IV - Da conjugação do n.º 5 do artigo 139.º do CIRC com o n.º 4 do artigo 86.º, n.º 4 da LGT não resulta uma previsão expressa de recorribilidade do acto que põe termo ao procedimento de prova do preço efectivo, nem o mesmo tem carácter imediatamente lesivo.
V - Não sendo um acto destacável, nem imediatamente lesivo, a irrecorribilidade do acto que põe termo ao procedimento de prova do preço efectivo e a determinação legal de impugnação dos respectivos vícios no âmbito da impugnação do acto de liquidação do IRC ou daquele que determine a correcção de prejuízo fiscais, não violam a garantia da tutela jurisdicional efectiva.
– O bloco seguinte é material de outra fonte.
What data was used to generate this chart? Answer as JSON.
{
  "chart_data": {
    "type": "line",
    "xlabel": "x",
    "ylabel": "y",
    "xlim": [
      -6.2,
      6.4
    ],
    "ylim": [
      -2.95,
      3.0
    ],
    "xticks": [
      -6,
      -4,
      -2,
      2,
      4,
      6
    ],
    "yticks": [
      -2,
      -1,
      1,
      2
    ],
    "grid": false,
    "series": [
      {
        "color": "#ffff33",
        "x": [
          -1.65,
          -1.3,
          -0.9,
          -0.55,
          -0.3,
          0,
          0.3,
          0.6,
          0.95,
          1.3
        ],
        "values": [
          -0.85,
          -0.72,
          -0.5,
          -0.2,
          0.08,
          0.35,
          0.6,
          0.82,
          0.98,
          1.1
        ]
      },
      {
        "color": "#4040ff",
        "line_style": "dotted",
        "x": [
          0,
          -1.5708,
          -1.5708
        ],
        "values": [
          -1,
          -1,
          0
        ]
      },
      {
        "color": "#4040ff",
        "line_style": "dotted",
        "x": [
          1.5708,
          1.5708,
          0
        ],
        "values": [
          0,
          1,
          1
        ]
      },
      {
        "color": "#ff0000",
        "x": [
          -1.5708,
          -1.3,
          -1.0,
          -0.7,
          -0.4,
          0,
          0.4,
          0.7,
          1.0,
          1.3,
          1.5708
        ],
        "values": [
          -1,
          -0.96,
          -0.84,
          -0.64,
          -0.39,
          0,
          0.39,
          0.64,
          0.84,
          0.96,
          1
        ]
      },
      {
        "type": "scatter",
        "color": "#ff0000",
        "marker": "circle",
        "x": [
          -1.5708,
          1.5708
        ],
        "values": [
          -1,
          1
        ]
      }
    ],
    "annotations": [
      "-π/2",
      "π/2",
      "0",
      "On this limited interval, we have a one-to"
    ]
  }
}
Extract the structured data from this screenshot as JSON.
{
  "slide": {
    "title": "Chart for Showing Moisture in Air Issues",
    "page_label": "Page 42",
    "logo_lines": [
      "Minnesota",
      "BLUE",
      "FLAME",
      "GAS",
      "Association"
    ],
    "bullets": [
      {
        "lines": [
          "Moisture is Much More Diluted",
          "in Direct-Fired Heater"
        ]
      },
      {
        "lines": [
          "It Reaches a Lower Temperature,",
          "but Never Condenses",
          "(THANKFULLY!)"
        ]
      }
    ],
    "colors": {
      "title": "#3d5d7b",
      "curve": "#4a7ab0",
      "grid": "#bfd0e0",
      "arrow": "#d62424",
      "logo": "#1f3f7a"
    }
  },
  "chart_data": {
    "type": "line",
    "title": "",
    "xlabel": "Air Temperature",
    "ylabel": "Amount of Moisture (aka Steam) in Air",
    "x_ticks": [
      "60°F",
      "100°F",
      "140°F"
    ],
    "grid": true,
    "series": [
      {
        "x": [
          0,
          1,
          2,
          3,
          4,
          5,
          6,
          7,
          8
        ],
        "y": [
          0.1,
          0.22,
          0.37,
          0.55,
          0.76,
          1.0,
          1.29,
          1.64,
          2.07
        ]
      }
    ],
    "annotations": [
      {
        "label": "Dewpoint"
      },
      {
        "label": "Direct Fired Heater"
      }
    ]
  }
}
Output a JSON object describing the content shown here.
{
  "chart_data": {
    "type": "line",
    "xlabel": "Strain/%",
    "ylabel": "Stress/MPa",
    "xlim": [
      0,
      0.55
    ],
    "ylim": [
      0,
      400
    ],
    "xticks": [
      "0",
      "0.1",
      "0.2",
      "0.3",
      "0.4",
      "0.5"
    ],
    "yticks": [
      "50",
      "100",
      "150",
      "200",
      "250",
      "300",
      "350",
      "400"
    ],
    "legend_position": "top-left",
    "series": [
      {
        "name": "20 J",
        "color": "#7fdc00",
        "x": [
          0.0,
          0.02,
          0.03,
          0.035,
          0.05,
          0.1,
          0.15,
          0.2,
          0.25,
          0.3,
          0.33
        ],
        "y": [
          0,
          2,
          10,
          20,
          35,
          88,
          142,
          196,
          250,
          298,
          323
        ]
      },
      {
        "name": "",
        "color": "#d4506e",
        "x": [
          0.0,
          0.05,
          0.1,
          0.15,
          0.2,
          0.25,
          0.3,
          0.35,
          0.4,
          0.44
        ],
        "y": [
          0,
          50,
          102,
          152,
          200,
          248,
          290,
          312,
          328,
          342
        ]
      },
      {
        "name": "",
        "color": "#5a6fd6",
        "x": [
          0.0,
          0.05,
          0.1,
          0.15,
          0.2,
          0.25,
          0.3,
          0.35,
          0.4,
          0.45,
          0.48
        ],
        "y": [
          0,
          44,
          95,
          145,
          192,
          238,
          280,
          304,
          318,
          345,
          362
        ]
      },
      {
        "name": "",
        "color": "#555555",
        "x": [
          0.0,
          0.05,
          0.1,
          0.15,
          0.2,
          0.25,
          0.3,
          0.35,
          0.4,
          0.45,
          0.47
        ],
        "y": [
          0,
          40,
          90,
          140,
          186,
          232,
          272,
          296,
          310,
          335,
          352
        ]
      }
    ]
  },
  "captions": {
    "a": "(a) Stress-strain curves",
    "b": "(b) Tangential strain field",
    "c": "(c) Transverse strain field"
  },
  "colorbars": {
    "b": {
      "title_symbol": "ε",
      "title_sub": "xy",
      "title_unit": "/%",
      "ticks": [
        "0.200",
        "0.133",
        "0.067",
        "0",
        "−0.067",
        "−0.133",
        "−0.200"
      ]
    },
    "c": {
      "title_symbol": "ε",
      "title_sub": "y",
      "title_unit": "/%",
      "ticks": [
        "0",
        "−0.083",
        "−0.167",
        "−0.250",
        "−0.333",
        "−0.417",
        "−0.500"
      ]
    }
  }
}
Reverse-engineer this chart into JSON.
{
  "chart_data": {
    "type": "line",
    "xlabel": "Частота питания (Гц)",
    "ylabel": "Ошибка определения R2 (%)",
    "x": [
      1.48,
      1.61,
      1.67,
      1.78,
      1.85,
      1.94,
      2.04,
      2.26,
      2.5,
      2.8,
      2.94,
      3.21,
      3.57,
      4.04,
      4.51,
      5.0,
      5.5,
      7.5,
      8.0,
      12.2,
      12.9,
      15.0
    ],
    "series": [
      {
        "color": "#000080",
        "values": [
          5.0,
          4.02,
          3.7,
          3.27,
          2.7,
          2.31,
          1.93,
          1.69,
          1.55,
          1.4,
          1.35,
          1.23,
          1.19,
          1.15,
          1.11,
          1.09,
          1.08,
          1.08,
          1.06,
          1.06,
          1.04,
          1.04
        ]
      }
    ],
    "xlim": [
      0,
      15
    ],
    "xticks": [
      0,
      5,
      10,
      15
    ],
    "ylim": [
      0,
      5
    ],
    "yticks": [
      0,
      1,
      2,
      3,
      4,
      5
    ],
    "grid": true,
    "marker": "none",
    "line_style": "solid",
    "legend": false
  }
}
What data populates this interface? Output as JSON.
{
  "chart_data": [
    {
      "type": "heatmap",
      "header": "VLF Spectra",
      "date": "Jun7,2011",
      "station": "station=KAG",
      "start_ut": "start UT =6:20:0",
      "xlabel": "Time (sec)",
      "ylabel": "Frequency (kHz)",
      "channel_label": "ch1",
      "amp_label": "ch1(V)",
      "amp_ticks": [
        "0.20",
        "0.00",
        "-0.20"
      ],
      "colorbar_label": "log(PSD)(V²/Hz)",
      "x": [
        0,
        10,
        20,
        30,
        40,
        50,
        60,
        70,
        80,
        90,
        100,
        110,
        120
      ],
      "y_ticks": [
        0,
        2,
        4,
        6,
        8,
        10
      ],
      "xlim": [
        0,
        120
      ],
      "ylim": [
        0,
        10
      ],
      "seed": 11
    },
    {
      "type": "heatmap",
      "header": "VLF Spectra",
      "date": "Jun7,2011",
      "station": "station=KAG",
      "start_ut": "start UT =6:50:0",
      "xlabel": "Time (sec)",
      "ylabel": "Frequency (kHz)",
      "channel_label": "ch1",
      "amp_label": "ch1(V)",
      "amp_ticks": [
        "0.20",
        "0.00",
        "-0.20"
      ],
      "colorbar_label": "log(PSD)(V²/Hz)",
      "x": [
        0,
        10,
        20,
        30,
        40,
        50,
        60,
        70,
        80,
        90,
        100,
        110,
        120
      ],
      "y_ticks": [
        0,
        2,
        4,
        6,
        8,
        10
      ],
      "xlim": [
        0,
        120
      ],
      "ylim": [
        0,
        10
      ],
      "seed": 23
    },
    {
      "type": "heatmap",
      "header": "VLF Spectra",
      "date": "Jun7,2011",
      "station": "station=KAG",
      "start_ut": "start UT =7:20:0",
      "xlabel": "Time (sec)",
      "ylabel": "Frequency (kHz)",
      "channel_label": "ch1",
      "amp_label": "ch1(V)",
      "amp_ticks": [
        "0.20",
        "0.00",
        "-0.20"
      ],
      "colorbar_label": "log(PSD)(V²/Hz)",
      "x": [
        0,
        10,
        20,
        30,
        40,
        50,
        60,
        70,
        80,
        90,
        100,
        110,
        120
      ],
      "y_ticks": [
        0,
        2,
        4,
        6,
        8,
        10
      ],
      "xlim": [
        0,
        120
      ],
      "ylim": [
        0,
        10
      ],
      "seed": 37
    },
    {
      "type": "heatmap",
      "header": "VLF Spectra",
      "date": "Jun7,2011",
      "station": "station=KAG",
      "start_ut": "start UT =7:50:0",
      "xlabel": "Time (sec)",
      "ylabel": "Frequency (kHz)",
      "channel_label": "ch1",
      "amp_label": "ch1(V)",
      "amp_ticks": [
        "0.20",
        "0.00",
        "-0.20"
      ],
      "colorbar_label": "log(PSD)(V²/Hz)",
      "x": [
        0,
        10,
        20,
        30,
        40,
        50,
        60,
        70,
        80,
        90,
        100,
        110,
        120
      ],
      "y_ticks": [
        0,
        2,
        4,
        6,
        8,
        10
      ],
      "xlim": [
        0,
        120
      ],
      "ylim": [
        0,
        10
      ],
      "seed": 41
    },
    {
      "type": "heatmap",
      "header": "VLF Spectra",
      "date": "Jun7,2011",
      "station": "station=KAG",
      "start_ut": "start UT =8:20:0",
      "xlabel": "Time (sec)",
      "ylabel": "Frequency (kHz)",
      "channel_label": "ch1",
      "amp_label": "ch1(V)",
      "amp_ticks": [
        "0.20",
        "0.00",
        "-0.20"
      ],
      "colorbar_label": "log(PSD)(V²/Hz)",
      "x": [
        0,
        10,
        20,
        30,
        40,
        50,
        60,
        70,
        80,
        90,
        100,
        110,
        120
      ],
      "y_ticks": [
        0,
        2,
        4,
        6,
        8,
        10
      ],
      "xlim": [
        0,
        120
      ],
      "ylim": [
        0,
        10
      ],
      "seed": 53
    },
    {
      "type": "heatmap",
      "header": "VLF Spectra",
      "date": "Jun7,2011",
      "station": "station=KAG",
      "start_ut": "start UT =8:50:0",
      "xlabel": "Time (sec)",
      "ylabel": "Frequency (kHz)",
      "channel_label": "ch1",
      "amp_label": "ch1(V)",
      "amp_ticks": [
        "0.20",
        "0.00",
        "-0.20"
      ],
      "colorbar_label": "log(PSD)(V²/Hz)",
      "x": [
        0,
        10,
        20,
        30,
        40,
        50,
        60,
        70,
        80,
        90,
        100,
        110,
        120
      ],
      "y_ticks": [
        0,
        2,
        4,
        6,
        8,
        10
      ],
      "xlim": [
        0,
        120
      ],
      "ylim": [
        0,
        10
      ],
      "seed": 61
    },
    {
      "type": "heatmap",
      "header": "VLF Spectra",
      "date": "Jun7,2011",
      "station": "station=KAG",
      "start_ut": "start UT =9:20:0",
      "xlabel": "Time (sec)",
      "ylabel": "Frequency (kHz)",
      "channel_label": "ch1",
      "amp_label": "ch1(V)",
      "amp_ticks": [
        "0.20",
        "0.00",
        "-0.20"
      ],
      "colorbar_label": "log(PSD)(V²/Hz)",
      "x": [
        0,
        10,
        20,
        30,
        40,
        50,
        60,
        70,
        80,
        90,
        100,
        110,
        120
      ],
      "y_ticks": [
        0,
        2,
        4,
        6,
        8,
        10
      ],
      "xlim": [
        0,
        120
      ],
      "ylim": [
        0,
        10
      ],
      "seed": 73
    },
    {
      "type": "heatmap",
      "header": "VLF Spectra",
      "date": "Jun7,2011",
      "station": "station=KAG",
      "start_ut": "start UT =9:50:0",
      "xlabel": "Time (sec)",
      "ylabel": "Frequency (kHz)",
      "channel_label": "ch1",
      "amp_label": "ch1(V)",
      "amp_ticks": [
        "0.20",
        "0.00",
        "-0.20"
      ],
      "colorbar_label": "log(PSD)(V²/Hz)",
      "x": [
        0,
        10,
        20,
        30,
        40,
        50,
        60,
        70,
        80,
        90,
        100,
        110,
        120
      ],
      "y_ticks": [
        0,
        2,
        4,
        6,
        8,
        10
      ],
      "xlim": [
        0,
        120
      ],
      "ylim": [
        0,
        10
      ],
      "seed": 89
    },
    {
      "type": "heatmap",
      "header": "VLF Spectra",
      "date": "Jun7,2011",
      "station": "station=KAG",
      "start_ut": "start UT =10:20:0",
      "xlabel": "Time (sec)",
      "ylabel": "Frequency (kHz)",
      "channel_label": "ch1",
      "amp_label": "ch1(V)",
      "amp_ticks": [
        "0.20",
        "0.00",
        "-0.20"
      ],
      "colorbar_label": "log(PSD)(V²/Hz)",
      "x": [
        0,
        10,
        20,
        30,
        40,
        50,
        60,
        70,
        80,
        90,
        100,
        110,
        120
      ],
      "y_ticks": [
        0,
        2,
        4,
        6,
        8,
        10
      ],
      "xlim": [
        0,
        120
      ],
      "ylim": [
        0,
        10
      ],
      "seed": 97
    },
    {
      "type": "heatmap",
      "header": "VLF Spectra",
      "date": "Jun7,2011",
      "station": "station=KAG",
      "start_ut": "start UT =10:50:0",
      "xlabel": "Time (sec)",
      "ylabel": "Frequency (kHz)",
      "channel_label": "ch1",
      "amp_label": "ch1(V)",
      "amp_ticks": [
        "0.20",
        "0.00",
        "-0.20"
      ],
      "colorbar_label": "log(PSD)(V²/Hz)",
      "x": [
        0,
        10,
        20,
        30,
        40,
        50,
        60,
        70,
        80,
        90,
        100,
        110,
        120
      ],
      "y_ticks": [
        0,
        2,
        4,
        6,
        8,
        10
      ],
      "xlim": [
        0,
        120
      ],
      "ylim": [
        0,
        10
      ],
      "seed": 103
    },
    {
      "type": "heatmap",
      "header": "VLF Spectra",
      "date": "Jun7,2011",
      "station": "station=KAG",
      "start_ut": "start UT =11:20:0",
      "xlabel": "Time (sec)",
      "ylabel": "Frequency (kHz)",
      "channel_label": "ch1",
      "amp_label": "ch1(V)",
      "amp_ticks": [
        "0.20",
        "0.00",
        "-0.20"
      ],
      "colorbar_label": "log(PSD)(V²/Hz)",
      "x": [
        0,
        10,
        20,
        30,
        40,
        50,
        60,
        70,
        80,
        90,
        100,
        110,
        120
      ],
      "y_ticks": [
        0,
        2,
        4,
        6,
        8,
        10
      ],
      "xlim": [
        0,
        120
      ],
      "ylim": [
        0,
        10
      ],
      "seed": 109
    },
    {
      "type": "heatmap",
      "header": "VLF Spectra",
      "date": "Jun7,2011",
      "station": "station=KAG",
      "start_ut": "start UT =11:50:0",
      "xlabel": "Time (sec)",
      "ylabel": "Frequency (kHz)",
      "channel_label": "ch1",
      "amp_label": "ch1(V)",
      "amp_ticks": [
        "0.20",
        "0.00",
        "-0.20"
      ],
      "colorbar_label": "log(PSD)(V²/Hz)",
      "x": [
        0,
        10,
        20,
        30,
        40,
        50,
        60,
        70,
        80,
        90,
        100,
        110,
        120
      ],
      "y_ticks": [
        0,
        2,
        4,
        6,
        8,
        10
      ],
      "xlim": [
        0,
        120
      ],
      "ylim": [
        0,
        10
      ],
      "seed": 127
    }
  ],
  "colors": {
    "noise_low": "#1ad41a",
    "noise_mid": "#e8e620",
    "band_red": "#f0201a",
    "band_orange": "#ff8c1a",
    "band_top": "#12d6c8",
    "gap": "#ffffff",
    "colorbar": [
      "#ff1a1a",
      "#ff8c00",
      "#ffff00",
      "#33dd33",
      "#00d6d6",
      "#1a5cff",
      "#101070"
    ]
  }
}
Nº Convencional:JSTA00071125
Nº do Documento:SA22021042801263/12
Data de Entrada:04/05/2017
Recorrente:A.......... SGPSA, SA
Recorrido 1:AT – AUTORIDADE TRIBUTÁRIA E ADUANEIRA
Votação:UNANIMIDADE
Meio Processual:RECURSO DE REVISTA
Objecto:ACÓRDÃO DO TCA NORTE
Decisão:NEGA PROVIMENTO
Área Temática 1:PROCEDIMENTO TRIBUTÁRIO
Área Temática 2:IMPUGNAÇÃO DO ACTO
Legislação Nacional:ARTIGOS N.ºS. 54º DO CPPT, 89º, N.º 4 DA LGT E 139º DO CIRC
Aditamento:
Texto Integral: Acordam na secção do Contencioso Tributário do Supremo Tribunal Administrativo

I - Relatório

1. O Banco A……………., S.A., com os demais sinais nos autos, interpôs recurso de revista para este Supremo Tribunal Administrativo do acórdão do Tribunal Administrativo Norte que, em 10 de Dezembro de 2015, negou provimento ao recurso jurisdicional e manteve a decisão proferida pelo Tribunal Administrativo e Fiscal do Porto, em 17 de Julho de 2014, que julgou improcedente a acção administrativa especial, por si deduzida, a qual visava a anulação do acto de indeferimento do Chefe de Serviço de Apoio às Comissões de Revisão da Direção de Finanças do Porto, de 9 de Fevereiro de 2012, exarado no requerimento de prova do preço efectivo na transmissão de imóveis, nos termos do artigo 139.º do Código do Imposto Sobre o Rendimento de Pessoas Colectivas (CIRC), com referência à alienação do prédio urbano sito na freguesia de São Jorge de Arroios, formulando, para tanto, alegações que concluiu do seguinte modo:
1º Entende o Recorrente que estão verificados os requisitos de que depende a admissão do presente recurso de revista;
2º Em face do decidido em segundo grau de jurisdição, considera o Recorrente verificar-se a violação de lei na interpretação conferida ao artigo 139.° do Código do IRC e ao artigo 54.º do CPPT, colocando-se, designadamente, as seguintes questões:
a. Saber se o procedimento de prova do preço efetivo instaurado nos termos do disposto no artigo 139.º do Código do IRC é um procedimento legalmente equiparado ao procedimento de revisão de matéria coletável fixada através de métodos indiretos previstos nos artigos 91.º e 92.º da LGT;
b. Saber se a decisão de indeferimento do pedido de prova do preço efetivo apresentada nos termos do artigo 139.º do Código do IRC é um ato não impugnável, conforme propugna o Tribunal a quo, ou se integra o conceito de atos impugnáveis constante do artigo 54.º do CPPT.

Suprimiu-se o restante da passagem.